Tropical Hibiscus liners can be used to produce 4½-, 6-, 8-, 10- or 12-inch pots for use as house plants, window boxes and landscape applications. Although tropical Hibiscus are not winter hardy in Northern or Midwestern climates, they will thrive outdoors in southern locations where winter temperatures rarely drop below 50°F.

Planting

When planting one- or two-cutting liners, remove liners from the holding strip by pushing up from the bottom. Plant just deep enough to cover the surface of the liners with media. Water thoroughly, and apply water directly to the liners to keep them wet until new roots are established. Monitor dryness of the liners for three to four days after planting.

Root Medium And Irrigation

Use a well-aerated mix but be sure that sufficient moisture can be retained, since plants should never be allowed to wilt. Wilting will cause leaf yellowing and loss, as well as flower bud drop. Most commercial root media should be satisfactory. Soilless root media pH should be 5.5 to 6.2. As with all potted plants, water quality (e.g., alkalinity, nutrient content, etc.) should be known to evaluate the potential effects on plant nutrients.

Fertilization

To get plants off to a fast start and maximize breaking action, start off with a constant feed of 300 to 400 ppm nitrogen for one to two weeks, then cut back to 200 ppm. Use a complete fertilizer that has the majority of nitrogen as the nitrate form and contains extra micronutrients, as in the Peat-Lite Specials. Example formulas are 20-10-20, 15-11-29, 15-16-17, 20-19-18, etc.

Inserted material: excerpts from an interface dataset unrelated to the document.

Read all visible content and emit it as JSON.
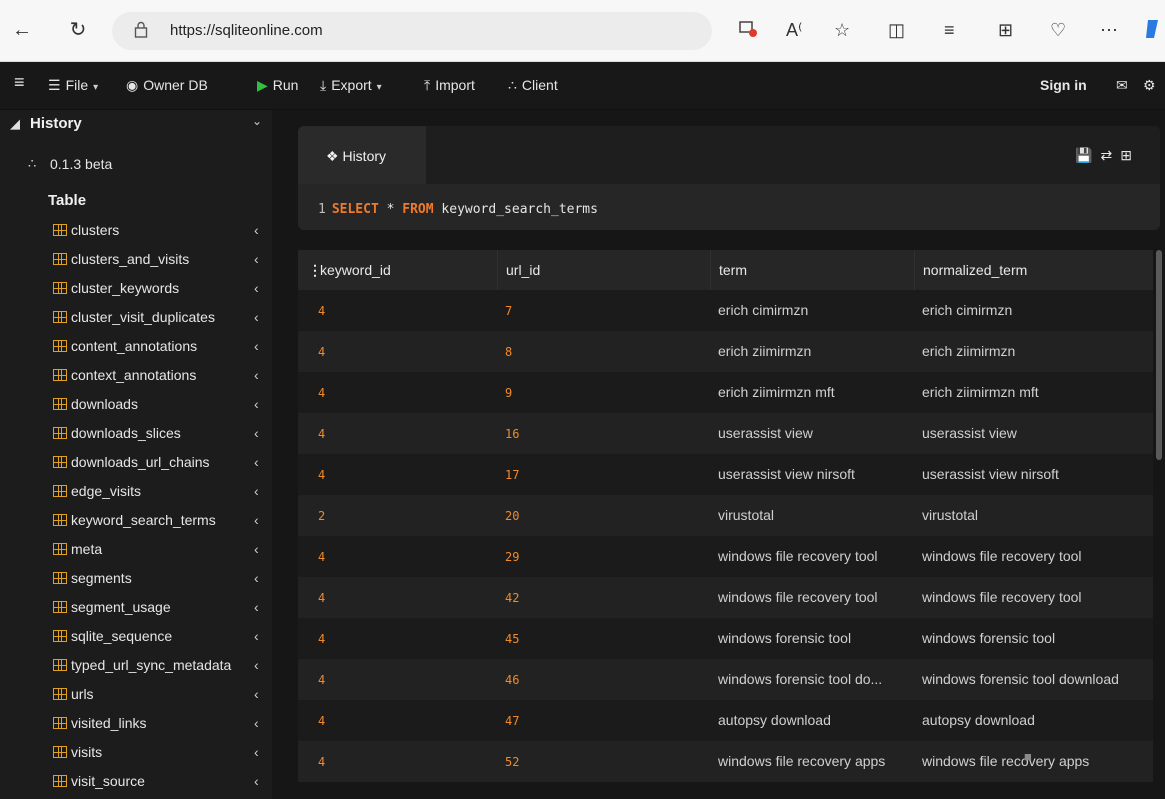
{
  "browser": {
    "url": "https://sqliteonline.com",
    "icons": [
      "back-icon",
      "reload-icon",
      "lock-icon",
      "extension-icon",
      "read-aloud-icon",
      "favorite-icon",
      "split-screen-icon",
      "favorites-list-icon",
      "collections-icon",
      "performance-icon",
      "more-icon",
      "copilot-icon"
    ]
  },
  "toolbar": {
    "file": "File",
    "owner_db": "Owner DB",
    "run": "Run",
    "export": "Export",
    "import": "Import",
    "client": "Client",
    "sign_in": "Sign in"
  },
  "sidebar": {
    "history": "History",
    "version": "0.1.3 beta",
    "table_heading": "Table",
    "tables": [
      "clusters",
      "clusters_and_visits",
      "cluster_keywords",
      "cluster_visit_duplicates",
      "content_annotations",
      "context_annotations",
      "downloads",
      "downloads_slices",
      "downloads_url_chains",
      "edge_visits",
      "keyword_search_terms",
      "meta",
      "segments",
      "segment_usage",
      "sqlite_sequence",
      "typed_url_sync_metadata",
      "urls",
      "visited_links",
      "visits",
      "visit_source"
    ]
  },
  "editor": {
    "tab": "History",
    "line_number": "1",
    "kw_select": "SELECT",
    "star": "*",
    "kw_from": "FROM",
    "table": "keyword_search_terms"
  },
  "results": {
    "columns": [
      "keyword_id",
      "url_id",
      "term",
      "normalized_term"
    ],
    "rows": [
      [
        "4",
        "7",
        "erich cimirmzn",
        "erich cimirmzn"
      ],
      [
        "4",
        "8",
        "erich ziimirmzn",
        "erich ziimirmzn"
      ],
      [
        "4",
        "9",
        "erich ziimirmzn mft",
        "erich ziimirmzn mft"
      ],
      [
        "4",
        "16",
        "userassist view",
        "userassist view"
      ],
      [
        "4",
        "17",
        "userassist view nirsoft",
        "userassist view nirsoft"
      ],
      [
        "2",
        "20",
        "virustotal",
        "virustotal"
      ],
      [
        "4",
        "29",
        "windows file recovery tool",
        "windows file recovery tool"
      ],
      [
        "4",
        "42",
        "windows file recovery tool",
        "windows file recovery tool"
      ],
      [
        "4",
        "45",
        "windows forensic tool",
        "windows forensic tool"
      ],
      [
        "4",
        "46",
        "windows forensic tool do...",
        "windows forensic tool download"
      ],
      [
        "4",
        "47",
        "autopsy download",
        "autopsy download"
      ],
      [
        "4",
        "52",
        "windows file recovery apps",
        "windows file recovery apps"
      ]
    ]
  }
}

During periods of rapid growth after start-up, 400 ppm nitrogen may again be needed to maintain proper leaf drench applications of epsom salts (magnesium sulfate) at 8 ounces per 100 gallons every six weeks to prevent lower leaf interveinal chlorosis. Water-soluble iron products such as Iron Sequestrene or Sprint 138 can be used as instructed to alleviate iron deficiency if roots are healthy.

Liquid feeding is best for Hibiscus. However, if controlled-release fertilizers are used, it is best to be used in combination with liquid fertilizers. Controlled-release fertilizers tend to release best when temperatures are about 70°F. When cooler than this, less nitrogen is available to young plants. During very high temperature periods, the release can be greater than desirable for plant growth.

Light And Temperature

Tropical Hibiscus like TradeWinds require maximum available light with 65˚F to 70˚F night temperature and 75˚F to 85˚F day temperature for fastest production and best quality. Lower temperatures delay and stunt plant growth. Low light results in fewer branches, fewer flowers, stretched plants and longer crop time. Bud development will not occur at temperatures below 55˚F, and chilling injury can occur if temperatures drop below 50˚F for an extended period of time.

Pinching And Early Bud Removal

The number of pinches needed to create rounded, bushy plants depends on the container size, number of plants and desired plant size. The first pinch is made when plants are established, usually 10 to 17 days after planting.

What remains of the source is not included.